Mofaz's security record is mixed. He was a highly regarded fighter, an outstanding brigade commander of the Paratroops, and a nondescript division commander on both the Lebanese border and the West Bank. There have been dozens, perhaps hundreds, of officers and generals like him in the history of the IDF. He was appointed chief of staff on a whim by Yitzhak Mordechai and defense minister by the grace of Sharon. Under his command, the IDF did a good job of severing contact with Lebanon, but he failed to prevent the kidnapping on Har Dov in 2000, mishandled the clashes at Joseph's Tomb and was unable to stop Palestinian terror attacks, until in the end he reversed that failure in Operation Defensive Shield.
Together with Sharon, Mofaz is responsible for serious mistakes in evacuating the IDF, and not only the settlers, from Gaza. The insufficient preparedness of both the field forces and the home front in the 2006 war is largely his responsibility. Mofaz's weighted grade in six years as chief of staff and defense minister is hardly awe-inspiring. He is a technician who lacks inspiration, a person who carries out the instructions of his superiors. His light is hidden. Salvation for Israel will not come from him.
Nor will it come from Livni, or from any other individual candidate for the stained crown of leadership. Livni is stronger on the major issue of worldview than on the petty issue of managing people.
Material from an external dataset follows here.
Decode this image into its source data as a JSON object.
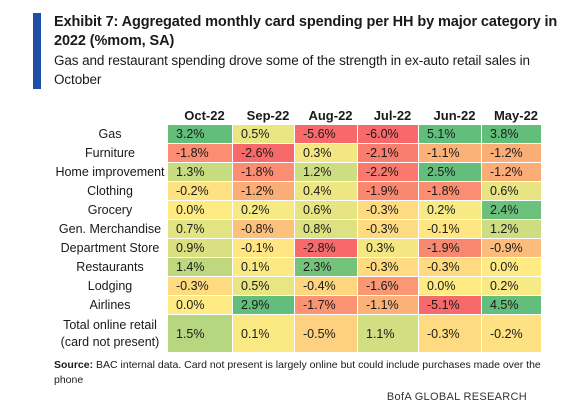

She can be proud of her involvement in decision-making on issues of national security - alongside Olmert and the defense minister who fell in love with him to the point of absurdity, Amir Peretz (and after him Barak) - but less so of her performance in the Foreign Ministry, which she has not advanced.
Livni dismantled the ministry's efficient administration and erred in bringing in a director general who was unfamiliar with the foreign service and diplomatic work. All in all, the Foreign Ministry gives her sufficient professional qualifications to proceed to the premiership - certainly no less than Yitzhak Shamir had in his day, and far more than Benjamin Netanyahu did. But her recruitment of Sharon's advisers, which is supposed to help her in the party that he founded, does not bode well for those among the public who do not believe that Sharon had cleaner hands than Olmert.
If there is an interim solution to Israel's problems during the period of disengagement from the Olmert government, it does not lie in worshiping any supreme leader. Between "Obamacain," the next president in Washington, and the anatomical wonder of Shas - one man with a dozen hands to raise - the route is already more or less determined. There are no gods: not Livni, not Barak, not Netanyahu, not Mofaz. What is needed is a team that knows how to rise above personal considerations and operate with good judgment and integrity. That may be too much to ask of politicians, but we must not be satisfied with less.